Statistical comparisons were also made of a set of attributes associated with various states of social casualty. Only one of these comparisons produced a significant difference between those terminating A.M.A. and those remaining in treatment. The concurrent abuse of other drugs with heroin at time of initiating the detoxification process was more frequently associated with remaining in treatment than was the abuse of heroin alone.

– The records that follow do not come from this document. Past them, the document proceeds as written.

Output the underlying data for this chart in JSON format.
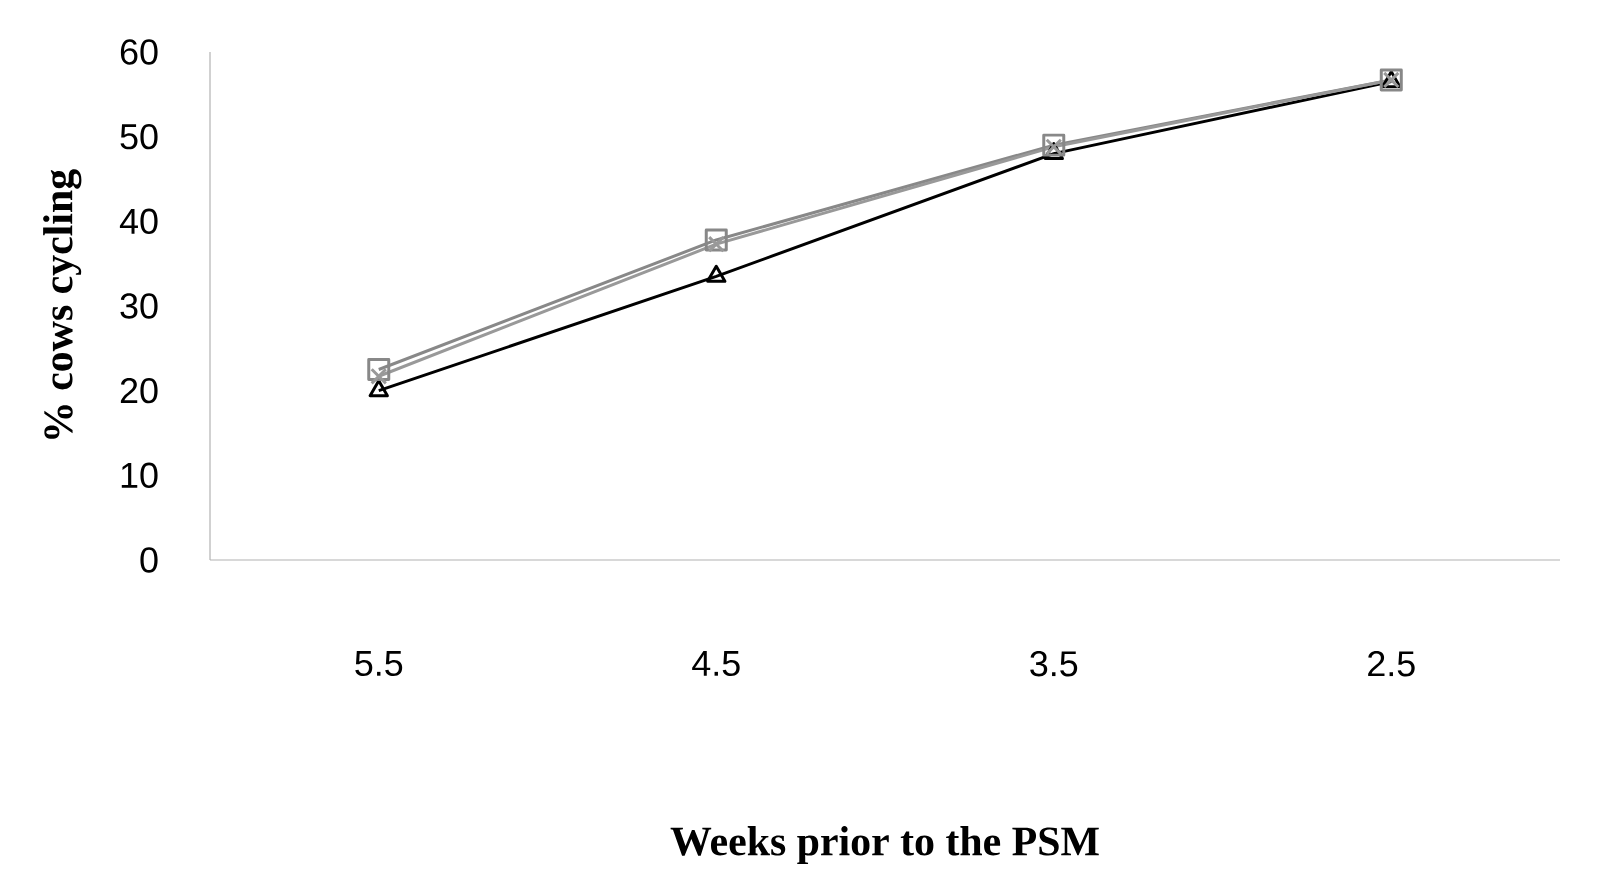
{
  "chart_data": {
    "type": "line",
    "xlabel": "Weeks prior to the PSM",
    "ylabel": "% cows cycling",
    "categories": [
      "5.5",
      "4.5",
      "3.5",
      "2.5"
    ],
    "series": [
      {
        "color": "#000000",
        "marker": "triangle",
        "values": [
          20,
          33.5,
          48,
          56.5
        ]
      },
      {
        "color": "#888888",
        "marker": "square",
        "values": [
          22.5,
          37.8,
          49,
          56.7
        ]
      },
      {
        "color": "#999999",
        "marker": "cross",
        "values": [
          21.7,
          37.3,
          48.8,
          56.7
        ]
      }
    ],
    "ylim": [
      0,
      60
    ],
    "yticks": [
      0,
      10,
      20,
      30,
      40,
      50,
      60
    ],
    "grid": false,
    "line_style": "solid"
  }
}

A multivariant analysis was accomplished to isolate the predictors of attrition. The association between the number of drugs abused and attrition was reinforced through this level of analysis. To be abusing only heroin was the most potent predictor of attrition among these outpatients attempting to detoxify with the use of methadone. Although this finding cannot, of course, be conclusively interpreted, the authors surmise that addicts who concurrently abuse multiple drugs will correctly perceive of their detoxifications as being more difficult and requiring more time. Heroin-only addicts, on the other hand, would experience fewer physical and psychological changes and would perceive of their detoxifications as being less difficult and requiring less time. It is therefore probable that the heroin-only abuser can more readily ascertain when his addiction and/or detoxification becomes personally manageable and is more likely to judge for himself when treatment should terminate. Further studies, including repetition and comprehensive follow-up studies, are required, however, before complete interpretation is possible.